All of this would -- no doubt -- be facilitated by the moderate application of a watered-down cloth to Rauf's face. Not to be outdone by his own hyperbole, Gerecht provides his readers with test questions, including, "Do you believe that rockets launched at Israeli towns by Hamas and Hizbollah are acts of terrorism, which will bring down upon the perpetrators Allah's wrath?"

Did he say, "Allah's wrath?"

It would not be too bold to speculate here that America's founders knew too well that men like Gerecht, who don't share a victim's faith, would want to help him understand his own God in this manner. Ergo: the First Amendment.

This would clearly make for some great reality television. Wait, where was it in the world that we've seen this show before? Spain, 1478.

Glenn Beck's litmus test is similar but -- as you might expect if you have taken a moment to watch him -- far more convoluted and hard to follow.

In May this year when the community center near to Ground Zero was just a small story, Beck expressed his dislike for the project, but said that the U.S. Constitution protected religious establishments from Uncle Sam's long arm. He mentioned that his own religion, Mormonism -- considered a bizarre (even threatening) religion by some Americans -- was often getting the run-around when it wanted to build a Temple in different U.S. neighborhoods.

But this week, Beck pulled a switcheroo and insisted that the mosque should be stopped and that the American public should awake from its stupor and weigh in against it.
Gloves off, Beck drew a diagram of Imam Rauf's ties to a group supporting the Turkish flotilla (boarded by the I.D.F. in May, 2010) that tried to run an Israeli blockade and whose passengers, he said, then "stabbed Israeli soldiers as they boarded the ship."
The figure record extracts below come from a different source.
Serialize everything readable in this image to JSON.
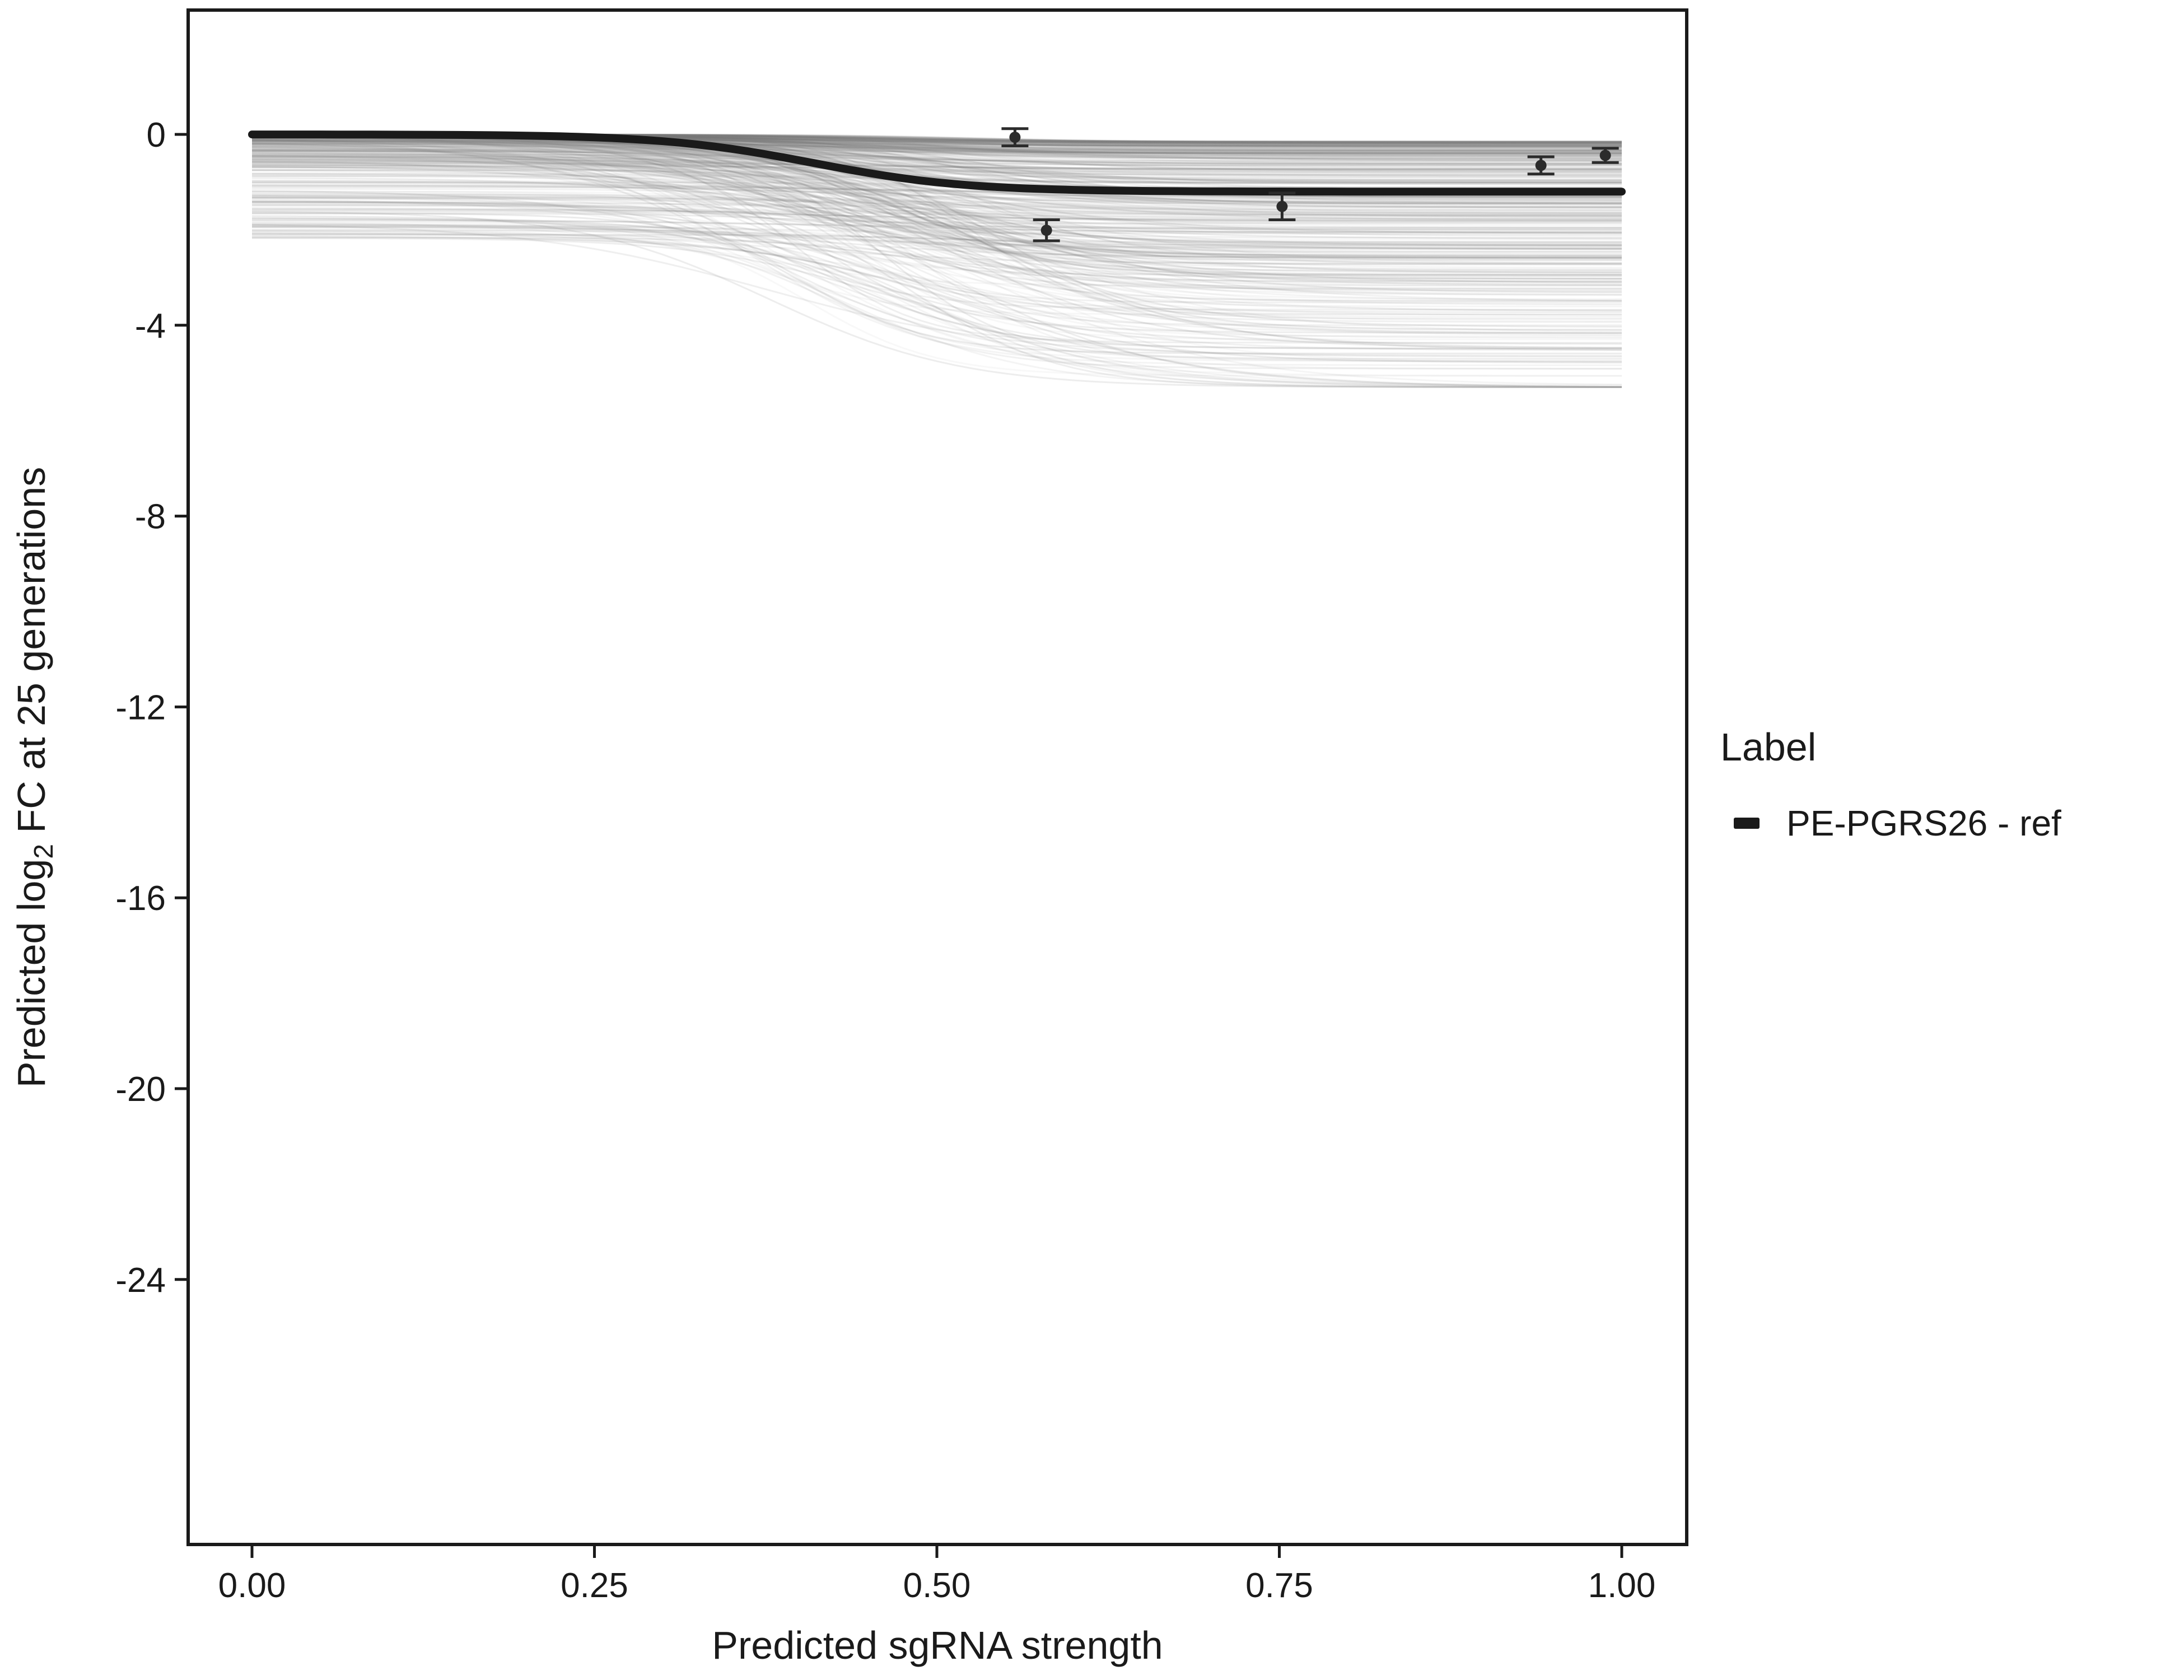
{
  "chart_data": {
    "type": "line",
    "title": "",
    "xlabel": "Predicted sgRNA strength",
    "ylabel": {
      "pre": "Predicted  log",
      "sub": "2",
      "post": " FC at 25 generations"
    },
    "xlim": [
      0,
      1
    ],
    "ylim": [
      -27,
      1
    ],
    "grid": false,
    "x_ticks": {
      "values": [
        0,
        0.25,
        0.5,
        0.75,
        1.0
      ],
      "labels": [
        "0.00",
        "0.25",
        "0.50",
        "0.75",
        "1.00"
      ]
    },
    "y_ticks": {
      "values": [
        0,
        -4,
        -8,
        -12,
        -16,
        -20,
        -24
      ],
      "labels": [
        "0",
        "-4",
        "-8",
        "-12",
        "-16",
        "-20",
        "-24"
      ]
    },
    "legend": {
      "title": "Label",
      "position": "right",
      "entries": [
        {
          "label": "PE-PGRS26 - ref",
          "color": "#1a1a1a"
        }
      ]
    },
    "reference_curve": {
      "name": "PE-PGRS26 - ref",
      "model": "sigmoid",
      "y_start": 0.0,
      "y_end": -1.2,
      "x_mid": 0.41,
      "slope_scale": 0.055,
      "color": "#1a1a1a",
      "width": 14
    },
    "points": [
      {
        "x": 0.557,
        "y": -0.06,
        "se": 0.18
      },
      {
        "x": 0.58,
        "y": -2.01,
        "se": 0.22
      },
      {
        "x": 0.752,
        "y": -1.51,
        "se": 0.28
      },
      {
        "x": 0.941,
        "y": -0.65,
        "se": 0.18
      },
      {
        "x": 0.988,
        "y": -0.44,
        "se": 0.15
      }
    ],
    "ensemble": {
      "description": "posterior draw sigmoid curves (spaghetti)",
      "count": 420,
      "seed": 42,
      "color": "#7a7a7a",
      "stroke_width": 3,
      "y_start_min": -2.2,
      "y_end_min": -5.3,
      "drop_base": 0.15,
      "drop_max_extra": 4.8,
      "x_mid_range": [
        0.36,
        0.54
      ],
      "slope_scale_range": [
        0.045,
        0.095
      ],
      "opacity_range": [
        0.05,
        0.15
      ]
    },
    "colors": {
      "axis_text": "#1a1a1a",
      "panel_border": "#1a1a1a",
      "point": "#2b2b2b",
      "background": "#ffffff"
    }
  }
}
Beck warned his audience that a new flotilla was on the way and that it would be named, "the Audacity of Hope," an obvious advertisement, he said, for Barack Obama's last book and an actual quote from the "Jew-hating" Rev. Jeremiah Wright - the one who dared to mention in reference to 9/11 that America's "chickens have come home to roost."
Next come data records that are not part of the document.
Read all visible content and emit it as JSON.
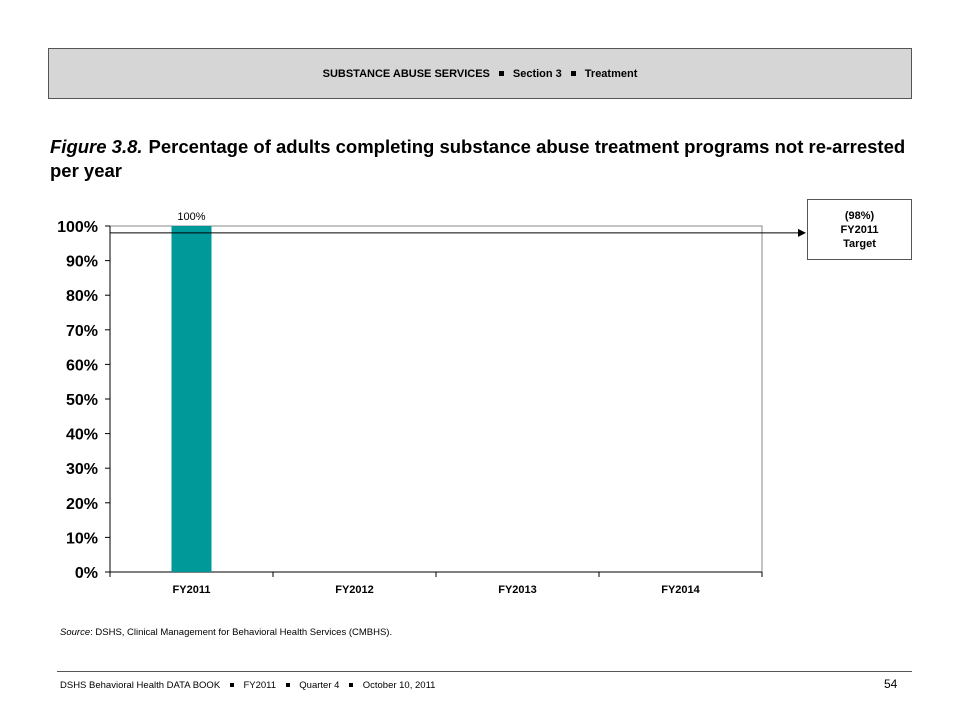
{
  "header": {
    "section_title": "SUBSTANCE ABUSE SERVICES",
    "section_number": "Section 3",
    "section_topic": "Treatment"
  },
  "figure": {
    "label": "Figure 3.8.",
    "title": "Percentage of adults completing substance abuse treatment programs not re-arrested per year"
  },
  "target_box": {
    "value": "(98%)",
    "year": "FY2011",
    "label": "Target"
  },
  "source": {
    "label": "Source",
    "text": ": DSHS, Clinical Management for Behavioral Health Services (CMBHS)."
  },
  "footer": {
    "book": "DSHS Behavioral Health DATA BOOK",
    "fiscal_year": "FY2011",
    "quarter": "Quarter 4",
    "date": "October 10, 2011",
    "page_number": "54"
  },
  "colors": {
    "bar": "#009999",
    "header_band": "#d6d6d6"
  },
  "chart_data": {
    "type": "bar",
    "title": "",
    "xlabel": "",
    "ylabel": "",
    "categories": [
      "FY2011",
      "FY2012",
      "FY2013",
      "FY2014"
    ],
    "series": [
      {
        "values": [
          100,
          null,
          null,
          null
        ]
      }
    ],
    "data_labels": [
      "100%",
      "",
      "",
      ""
    ],
    "ylim": [
      0,
      100
    ],
    "y_ticks": [
      0,
      10,
      20,
      30,
      40,
      50,
      60,
      70,
      80,
      90,
      100
    ],
    "y_tick_labels": [
      "0%",
      "10%",
      "20%",
      "30%",
      "40%",
      "50%",
      "60%",
      "70%",
      "80%",
      "90%",
      "100%"
    ],
    "target_line": 98,
    "grid": false,
    "legend": "none"
  }
}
As if that was not enough, Obama's old Chicago pal, Professor Rashid Khalidi, a Palestinian-American historian, would be organizing the new flotilla "to get those Jews."

If nothing more, Beck's innuendo campaign is immersing his viewers in the murky waters and deep weeds of Middle Eastern strife. Indeed, the rants of Beck and Gerecht serve to highlight a conflict that drives anti-American animosity more than any other across the Islamic realm as I discovered while researching my book, "My Brother, My Enemy: America and the Battle of Ideas across the Islamic World."

So, maybe there is a silver lining somewhere in this mad maelstrom over an Islamic community center in New York City. If we're lucky some Americans will take time to study the issues more closely and examine how misguided U.S. policies helped give birth not only to bin Laden's al Qaeda network -- the phoenix that rose from the ashes of the otherwise successful war against Soviet aggression -- but also how later policies encouraged by Gerecht and his American Enterprise Institute after 9/11 helped to harden and strengthen Hamas' hand across the Holy Land. (As I recall, American tax dollars even helped to pay for Hamas' stunning post-9/11 election victory.)

Further study will also show that most groups that are interested in easing restrictions on Gaza and the West Bank -- the Muslim, Christian and (yes) Jewish embargo runners -- have no sympathy whatsoever with the violent ambitions of Hamas's leadership. Rather, they believe in non-violent efforts to counter Israel's hegemony over Gaza and the West Bank and to assist impoverished Palestinians.

To that end, many of these same activists support President Obama's efforts -- however dismal and failing due to right wing resistance -- to bring the warring sides in the Middle East together and move ahead with a two-state peace deal for Israel and Palestine.

After all -- by almost any sane man's litmus test -- it is America's role as a moderator in the Middle East and not as an inquisitor at home that will promote peace and undermine "global terrorism."